Yes, a lady of the night might henna her hair, stain her lips with cochineal (a red dye made from ground-up beetles), and powder herself pink all over. The great actress Sarah Bernhardt daringly plied her lips with carmine in public, but she was French (id est, naughty by birth). Privately, women sometimes concocted a tinted lip salve by adding that cochineal powder to a bit of beeswax, castor oil, or tallow, but lip rouge wouldn’t be fully accepted until the 1920s.
Perfume was both necessary and somewhat stigmatized. After all, Mary Magdalene was represented by a jar of perfume, the scent of which was there to cover up the aroma of her various forbidden activities. If you were planning to dance all night and still keep body odor to a minimum, your best option was perfume and lots of it (but not too much, lest billows of scent make people wonder what you were trying to hide). Bergamot, made from oranges, was an especially popular deodorant, splashed from a bottle and applied liberally under the arms.
Fortunately, advances in chemistry made stabilizing and standardizing perfumes much easier by the end of the 19th century—which, some historians will claim, meant that advertising was created to persuade people that their perfectly ordinary secretions were a miasmic problem to be combated with new products now available at any drugstore. Nope: Even back in Chaucer’s day, there were complaints about body odor.
But on the whole, by 1910, cosmetics, and primping in general, were becoming more accepted and expected. Or (flip side) maybe we were all getting decadent. So we became colorful, beautiful, shiny in the right places and matte in others. We looked and smelled terrific. Beauty should appeal to every one of the senses, after all, and cast a spell that makes all flaws invisible, all sights, sounds, and smells pleasing. As to touch and taste—that might come later, After the Ball.

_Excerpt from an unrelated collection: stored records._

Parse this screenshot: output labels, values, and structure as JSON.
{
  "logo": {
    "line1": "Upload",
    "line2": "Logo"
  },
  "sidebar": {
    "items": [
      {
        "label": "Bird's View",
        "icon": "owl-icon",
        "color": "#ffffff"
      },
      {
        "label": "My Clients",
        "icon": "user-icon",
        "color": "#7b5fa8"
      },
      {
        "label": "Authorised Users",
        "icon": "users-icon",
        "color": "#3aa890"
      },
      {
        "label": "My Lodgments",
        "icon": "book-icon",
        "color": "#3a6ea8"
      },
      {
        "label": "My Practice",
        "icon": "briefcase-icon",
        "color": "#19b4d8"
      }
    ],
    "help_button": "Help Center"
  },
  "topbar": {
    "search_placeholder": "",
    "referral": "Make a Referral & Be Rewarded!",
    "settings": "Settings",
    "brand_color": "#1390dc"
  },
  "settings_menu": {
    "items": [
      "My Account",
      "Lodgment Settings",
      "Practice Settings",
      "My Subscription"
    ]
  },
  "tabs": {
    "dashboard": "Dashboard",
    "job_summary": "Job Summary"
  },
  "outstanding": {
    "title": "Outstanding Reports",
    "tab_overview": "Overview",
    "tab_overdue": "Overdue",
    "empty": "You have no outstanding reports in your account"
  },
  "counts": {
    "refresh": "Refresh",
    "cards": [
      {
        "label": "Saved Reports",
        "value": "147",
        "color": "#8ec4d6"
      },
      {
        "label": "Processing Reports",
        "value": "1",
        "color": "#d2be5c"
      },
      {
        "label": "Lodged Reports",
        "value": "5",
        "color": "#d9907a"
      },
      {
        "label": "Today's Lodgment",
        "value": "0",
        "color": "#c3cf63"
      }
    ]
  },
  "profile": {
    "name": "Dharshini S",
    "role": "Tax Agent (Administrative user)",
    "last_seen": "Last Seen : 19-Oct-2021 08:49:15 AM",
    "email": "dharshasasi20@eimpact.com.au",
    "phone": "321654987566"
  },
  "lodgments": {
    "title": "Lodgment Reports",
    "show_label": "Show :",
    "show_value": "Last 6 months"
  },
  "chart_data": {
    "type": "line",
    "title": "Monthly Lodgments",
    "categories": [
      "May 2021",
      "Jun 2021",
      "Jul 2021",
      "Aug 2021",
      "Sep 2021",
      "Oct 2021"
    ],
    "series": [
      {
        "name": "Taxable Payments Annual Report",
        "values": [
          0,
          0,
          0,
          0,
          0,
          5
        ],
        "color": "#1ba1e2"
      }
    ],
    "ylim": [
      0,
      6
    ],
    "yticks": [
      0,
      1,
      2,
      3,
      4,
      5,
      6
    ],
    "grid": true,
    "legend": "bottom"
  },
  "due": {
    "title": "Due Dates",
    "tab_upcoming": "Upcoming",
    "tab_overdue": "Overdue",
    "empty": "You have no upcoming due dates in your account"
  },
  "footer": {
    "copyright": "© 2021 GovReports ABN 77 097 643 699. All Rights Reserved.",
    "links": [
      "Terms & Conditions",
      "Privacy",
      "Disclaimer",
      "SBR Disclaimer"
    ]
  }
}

Speaking of that magical time when you’d worn yourself out with dancing: How you approached a sofa said everything about who you were. If you flung yourself horizontal, perhaps still
in your dark outer garments, well, you were a wild girl indeed. A proper young lady would never let anyone see her in such a position, lest she appear to be issuing an invitation—lest she become, in a word, decadent. Like, say, a loose-moraled model on the cover of Pèl & Ploma, a literary and artistic magazine sponsored by a bar, for which Casas created an early version of this composition. The book in her hand may be a copy of that magazine or of one of the scandalous French novels that always came in yellow covers. Then again, it might be a dance card filled with her partners’ names. Who are we to question our girl’s morals or her reading matter?
We submit that there could be perhaps no self-portrait so attractive, in this day and age, as one in which the subject (that’s you) lies down on their own sofa, with their hair however they like it, lipstick or powder or no, holding a copy of Enchanted Living in one languid hand. We are all caught up in the great dance of life; why not take a moment to read—and to admire yourself in these pages?
If there’s one thing we’ve learned from the decadents, it is this: You are your own art.